Our itinerary had one change in Köln, and, as we neared the stop, we got prepared to jump off. The train slowed to a stop . . . but not in the station. Not in anywhere, in fact. Just on the track, with nothing around us. For the next 25 minutes, we are at a standstill. Approximately three minutes until we actually begin to move, someone comes over the loudspeaker and announces the problem. Definitely in German, though, and not in English. But, we stop worrying once we start moving again.
When we actually pull into the Köln Hauptbahnhof, our very comfortable transition has now dwindled to 7 minutes. We hurry downstairs and to the other end of the station to find that the train isn't there and our train is not on the sign. We notice an electronic board that seems to be constantly updated with the next 20 or so departures. We locate our train on the board, and luckily, it's just late and another train is coming in first. As we head back to the platform and calm down, we see that the sign goes back and forth between the two schedules. It was enough to drive us crazy though.

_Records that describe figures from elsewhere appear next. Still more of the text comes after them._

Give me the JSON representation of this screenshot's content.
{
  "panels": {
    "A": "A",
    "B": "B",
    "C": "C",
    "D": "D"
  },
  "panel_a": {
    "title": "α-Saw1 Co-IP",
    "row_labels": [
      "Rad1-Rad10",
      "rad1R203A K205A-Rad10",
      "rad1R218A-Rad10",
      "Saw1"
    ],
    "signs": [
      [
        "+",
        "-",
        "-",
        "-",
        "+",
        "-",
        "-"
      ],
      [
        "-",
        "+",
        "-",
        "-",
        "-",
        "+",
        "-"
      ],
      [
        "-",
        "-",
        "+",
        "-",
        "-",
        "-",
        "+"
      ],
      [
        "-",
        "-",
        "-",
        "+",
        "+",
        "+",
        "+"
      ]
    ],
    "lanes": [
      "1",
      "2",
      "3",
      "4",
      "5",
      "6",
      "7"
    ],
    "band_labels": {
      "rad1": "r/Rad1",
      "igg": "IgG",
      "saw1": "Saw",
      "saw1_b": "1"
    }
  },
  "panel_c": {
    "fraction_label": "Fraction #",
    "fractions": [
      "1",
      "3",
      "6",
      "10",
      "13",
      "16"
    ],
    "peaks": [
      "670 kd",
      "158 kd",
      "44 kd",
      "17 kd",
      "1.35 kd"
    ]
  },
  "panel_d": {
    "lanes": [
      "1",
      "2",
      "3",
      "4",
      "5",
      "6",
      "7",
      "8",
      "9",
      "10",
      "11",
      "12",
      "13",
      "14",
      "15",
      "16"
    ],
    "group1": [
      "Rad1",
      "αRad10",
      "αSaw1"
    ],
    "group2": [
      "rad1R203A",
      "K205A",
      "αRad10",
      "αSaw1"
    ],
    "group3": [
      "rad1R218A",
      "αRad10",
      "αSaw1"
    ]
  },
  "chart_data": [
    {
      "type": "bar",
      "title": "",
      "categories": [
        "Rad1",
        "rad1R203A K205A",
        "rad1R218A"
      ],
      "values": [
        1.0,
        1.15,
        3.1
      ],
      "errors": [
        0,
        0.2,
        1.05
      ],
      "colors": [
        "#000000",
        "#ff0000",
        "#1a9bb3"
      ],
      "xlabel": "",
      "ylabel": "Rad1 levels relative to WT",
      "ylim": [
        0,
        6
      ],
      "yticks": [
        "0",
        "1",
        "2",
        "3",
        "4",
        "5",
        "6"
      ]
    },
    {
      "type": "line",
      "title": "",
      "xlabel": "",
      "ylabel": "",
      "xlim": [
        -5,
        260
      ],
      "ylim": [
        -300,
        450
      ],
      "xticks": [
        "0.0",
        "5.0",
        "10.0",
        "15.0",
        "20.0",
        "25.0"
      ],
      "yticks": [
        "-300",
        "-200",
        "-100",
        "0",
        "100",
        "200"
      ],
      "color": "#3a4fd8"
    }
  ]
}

The rest of the train ride was pretty uneventful. We got on, couldn't find a pair of seats that weren't reserved, but did find two aisle seats right across from one another. A man came by, at one point, to ask us to help him with a Deutsche Bahn questionnaire. He didn't have as many questions for us as for other people, but perhaps that's because we're not natives and don't use the DB everyday / week. Once we were in Stuttgart, everything was casual – this was the part of the trip we've been through seemingly a hundred times. We arrived back in the Schwä with enough time to complain about the Dutch railway and play a game of Zombies!!! with Jake and Matt.